A new JANE EYRE acolyte, I carried the set with me everywhere, hoping to look cool.
“Can I take it to school?” I asked one day.
My mother smiled and seemed pleased I had finally read it. “Of course.”
I loved bringing the books to class, a badge of literary honor, but at the end of the year forgot them in my locker. By the time the new school year rolled around, the books were gone, and I was devastated.
“Did the book turn up?” Mother asked one hot September afternoon, the first day of a new school year.
My mother, raised year round on Martha’s Vineyard, rescued most of her books from the town dump when the summer people left for the year. Her books were sacred and precious, and all that and more showed on her face that day. The disappointed silence made my stomach hurt.
I looked everywhere at Indian Head Middle School for my mother’s book, but it had disappeared without a trace. I pictured Janitor Bob’s wife reading it, turning the overleaf and seeing my mother’s name written there. Had one of the lunch ladies scurried off with it?
Time passed and my mother stopped asking about the book, her love for me stronger than her love of her books, though perhaps just barely. She was wise enough to know a lost cause when she saw it.
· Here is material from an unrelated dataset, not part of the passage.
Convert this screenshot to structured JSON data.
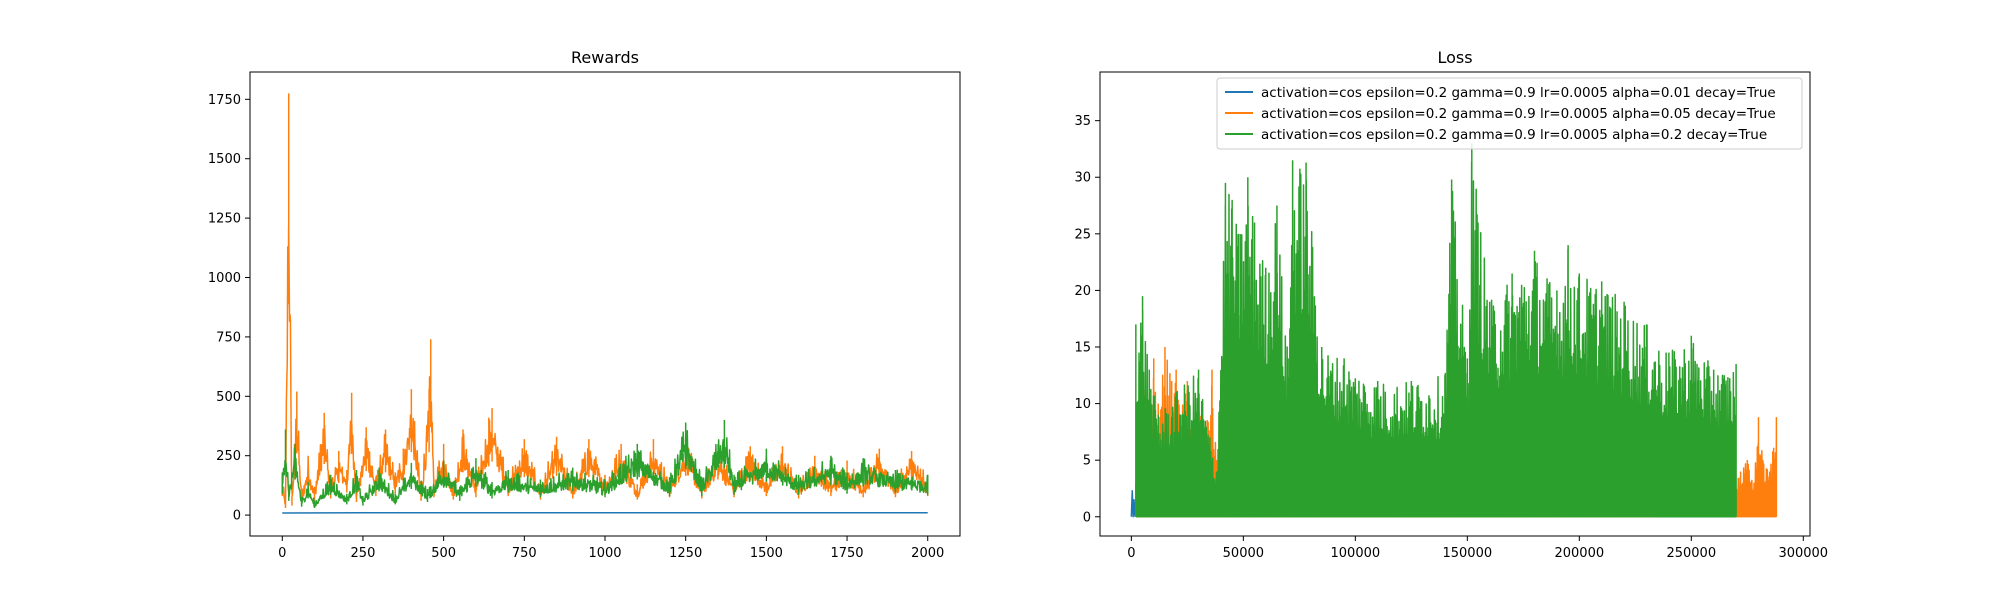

Years passed and I married, had three children and my mother got sick with emphysema. Around that time I discovered eBay and experienced the same feeling Dr. Livingstone must have felt upon seeing Africa. It seemed too good to be true that in minutes you could browse what took weeks to find at flea markets. I found a replacement set of family heirloom china angels that had tragically cracked. A copy of GOOD TIMES, BAD TIMES by James Kirkwood, my favorite high school novel, long out of print. And then one day I searched for JANE EYRE and there it was, the same two-volume set my mother had.
On Christmas morning, Mother sat near the tree dressed in her scarlet velvet robe that zipped up the front. She did her usual shake of the package and quizzical look. Clearly it was a book, so she was already happy. She tore off the wrapping and clutched the books to her chest. “You found them,” she said.
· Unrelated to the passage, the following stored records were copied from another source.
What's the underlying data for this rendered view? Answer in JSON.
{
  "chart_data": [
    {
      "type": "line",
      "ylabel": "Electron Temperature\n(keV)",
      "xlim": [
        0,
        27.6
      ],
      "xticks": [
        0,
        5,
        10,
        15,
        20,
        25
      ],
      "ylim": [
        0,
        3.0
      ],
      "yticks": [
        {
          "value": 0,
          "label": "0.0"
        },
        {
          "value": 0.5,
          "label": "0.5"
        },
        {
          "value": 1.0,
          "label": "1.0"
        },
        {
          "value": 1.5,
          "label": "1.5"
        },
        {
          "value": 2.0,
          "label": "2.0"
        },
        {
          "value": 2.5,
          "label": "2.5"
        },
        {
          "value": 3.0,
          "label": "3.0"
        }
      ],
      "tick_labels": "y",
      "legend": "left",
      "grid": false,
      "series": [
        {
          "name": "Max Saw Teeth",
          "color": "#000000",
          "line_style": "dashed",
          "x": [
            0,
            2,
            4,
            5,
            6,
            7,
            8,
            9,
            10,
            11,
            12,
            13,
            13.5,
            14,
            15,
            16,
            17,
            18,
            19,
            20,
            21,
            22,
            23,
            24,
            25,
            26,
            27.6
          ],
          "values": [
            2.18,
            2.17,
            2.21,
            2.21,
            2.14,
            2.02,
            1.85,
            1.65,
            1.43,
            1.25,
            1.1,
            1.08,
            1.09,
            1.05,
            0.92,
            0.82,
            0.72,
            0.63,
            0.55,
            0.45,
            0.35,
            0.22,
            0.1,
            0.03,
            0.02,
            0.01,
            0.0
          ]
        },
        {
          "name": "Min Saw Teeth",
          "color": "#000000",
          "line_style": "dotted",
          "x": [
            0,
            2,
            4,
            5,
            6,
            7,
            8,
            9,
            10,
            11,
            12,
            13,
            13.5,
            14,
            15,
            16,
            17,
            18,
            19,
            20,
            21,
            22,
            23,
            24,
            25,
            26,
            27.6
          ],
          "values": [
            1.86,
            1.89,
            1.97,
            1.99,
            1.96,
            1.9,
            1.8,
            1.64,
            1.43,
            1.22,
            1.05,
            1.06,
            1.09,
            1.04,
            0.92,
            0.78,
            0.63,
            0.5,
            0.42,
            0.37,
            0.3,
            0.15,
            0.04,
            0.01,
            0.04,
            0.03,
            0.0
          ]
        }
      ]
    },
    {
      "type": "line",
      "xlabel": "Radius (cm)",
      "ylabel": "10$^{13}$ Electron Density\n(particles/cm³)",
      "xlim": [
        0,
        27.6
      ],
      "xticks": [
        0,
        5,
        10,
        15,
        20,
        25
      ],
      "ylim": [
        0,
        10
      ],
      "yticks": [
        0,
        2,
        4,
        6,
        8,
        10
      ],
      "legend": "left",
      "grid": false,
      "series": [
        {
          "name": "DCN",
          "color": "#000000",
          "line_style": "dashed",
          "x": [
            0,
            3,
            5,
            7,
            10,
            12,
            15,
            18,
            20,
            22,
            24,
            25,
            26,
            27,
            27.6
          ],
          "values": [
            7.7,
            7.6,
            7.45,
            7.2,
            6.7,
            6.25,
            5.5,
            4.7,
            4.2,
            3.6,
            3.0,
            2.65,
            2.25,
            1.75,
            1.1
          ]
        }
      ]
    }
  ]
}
My mother was not a big crier, but she did shed a few tears that morning. Though not the original with her signature in it, she seemed to love her new prodigal son of a book almost as much.
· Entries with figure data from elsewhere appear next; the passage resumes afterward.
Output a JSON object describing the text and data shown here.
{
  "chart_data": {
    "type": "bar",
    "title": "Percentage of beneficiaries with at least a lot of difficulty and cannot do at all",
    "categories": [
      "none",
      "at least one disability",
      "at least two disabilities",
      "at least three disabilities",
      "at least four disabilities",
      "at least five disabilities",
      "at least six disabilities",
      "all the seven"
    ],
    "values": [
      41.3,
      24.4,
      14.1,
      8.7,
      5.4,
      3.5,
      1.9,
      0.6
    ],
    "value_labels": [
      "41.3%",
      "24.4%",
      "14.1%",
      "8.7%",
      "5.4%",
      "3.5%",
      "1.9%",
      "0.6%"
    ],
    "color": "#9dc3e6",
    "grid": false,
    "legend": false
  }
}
A few years later, in 2000, my mother died, at home, surrounded by her beloved books. For a while we couldn’t bear to move any of her things, hoping she would somehow return, but eventually I moved the set to my own shelf.
As time went on, I raved so much about JANE EYRE to my own daughters that their eyes glazed over, but every now and then they’d take my mother’s books down, slide them out and look at the haunting woodcut illustrations.
Finally Mary decided to read it.
“Can I take it to school?” she asked one September. “I need to do a book report.”
I smiled, and a shiver went through me. She finally wanted to read it.
“Of course,” I said with a grin. “Just don’t leave it in your locker.”